The Boss Baby is a 2017 American computer-animated comedy film produced by DreamWorks Animation and distributed by 20th Century Fox. Loosely based on the 2010 picture book of the same name by Marla Frazee, it was directed by Tom McGrath from a screenplay by Michael McCullers, and stars the voices of Alec Baldwin as the title character, along with Steve Buscemi, Jimmy Kimmel, Lisa Kudrow, Miles Bakshi, and Tobey Maguire. The first installment in The Boss Baby franchise, the plot follows a boy helping his baby brother who is a secret agent in the war for adults' love between babies and puppies.

The Boss Baby premiered at the Miami International Film Festival on March 12, 2017, and was released in the United States on March 31.  The film received mixed reviews from critics upon release, who praised its animation and voice performances but criticized its plot and humor. It grossed $528 million worldwide against its $125 million budget.

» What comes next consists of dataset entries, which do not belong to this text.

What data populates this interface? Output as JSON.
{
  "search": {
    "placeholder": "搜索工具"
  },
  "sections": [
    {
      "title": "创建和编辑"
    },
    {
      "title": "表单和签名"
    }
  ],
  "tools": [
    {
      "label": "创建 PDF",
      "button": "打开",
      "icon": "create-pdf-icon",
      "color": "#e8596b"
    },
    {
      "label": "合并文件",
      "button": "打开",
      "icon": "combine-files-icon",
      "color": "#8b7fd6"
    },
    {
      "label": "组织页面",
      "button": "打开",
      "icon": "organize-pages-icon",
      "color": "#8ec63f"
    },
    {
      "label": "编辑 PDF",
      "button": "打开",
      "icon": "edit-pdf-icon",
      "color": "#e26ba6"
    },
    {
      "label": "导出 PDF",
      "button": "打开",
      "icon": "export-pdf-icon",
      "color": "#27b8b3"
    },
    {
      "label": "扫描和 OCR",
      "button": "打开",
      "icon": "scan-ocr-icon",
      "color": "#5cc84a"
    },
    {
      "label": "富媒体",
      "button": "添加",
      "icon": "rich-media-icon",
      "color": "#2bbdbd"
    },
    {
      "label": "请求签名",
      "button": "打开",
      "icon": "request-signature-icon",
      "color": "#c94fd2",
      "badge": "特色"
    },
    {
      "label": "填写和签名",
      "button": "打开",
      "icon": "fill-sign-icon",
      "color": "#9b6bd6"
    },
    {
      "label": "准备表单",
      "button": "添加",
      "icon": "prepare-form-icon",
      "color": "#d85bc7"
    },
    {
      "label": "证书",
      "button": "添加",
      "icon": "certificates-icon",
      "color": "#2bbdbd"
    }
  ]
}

The film received Best Animated Feature nominations at the Academy Awards, Annie Awards, and Golden Globes, losing all three awards to Coco.

A Netflix television series, The Boss Baby: Back in Business, premiered on April 6, 2018, while a sequel film, The Boss Baby: Family Business, was released in theaters and on Peacock on July 2, 2021. Another Netflix television series, The Boss Baby: Back in the Crib, premiered on May 19, 2022.

Plot
Tim Templeton, an imaginative 7-year-old boy, relishes his parents' attention and is horrified when a new baby brother arrives. Boss Baby, whom he first saw arriving in a taxi, clad in suit and tie, and carrying a briefcase, behaves normally around the adults, crying for attention, food and diapers all day and night. However, Tim, quickly growing jealous, sees Baby behaving and talking like an adult whenever his parents are not looking.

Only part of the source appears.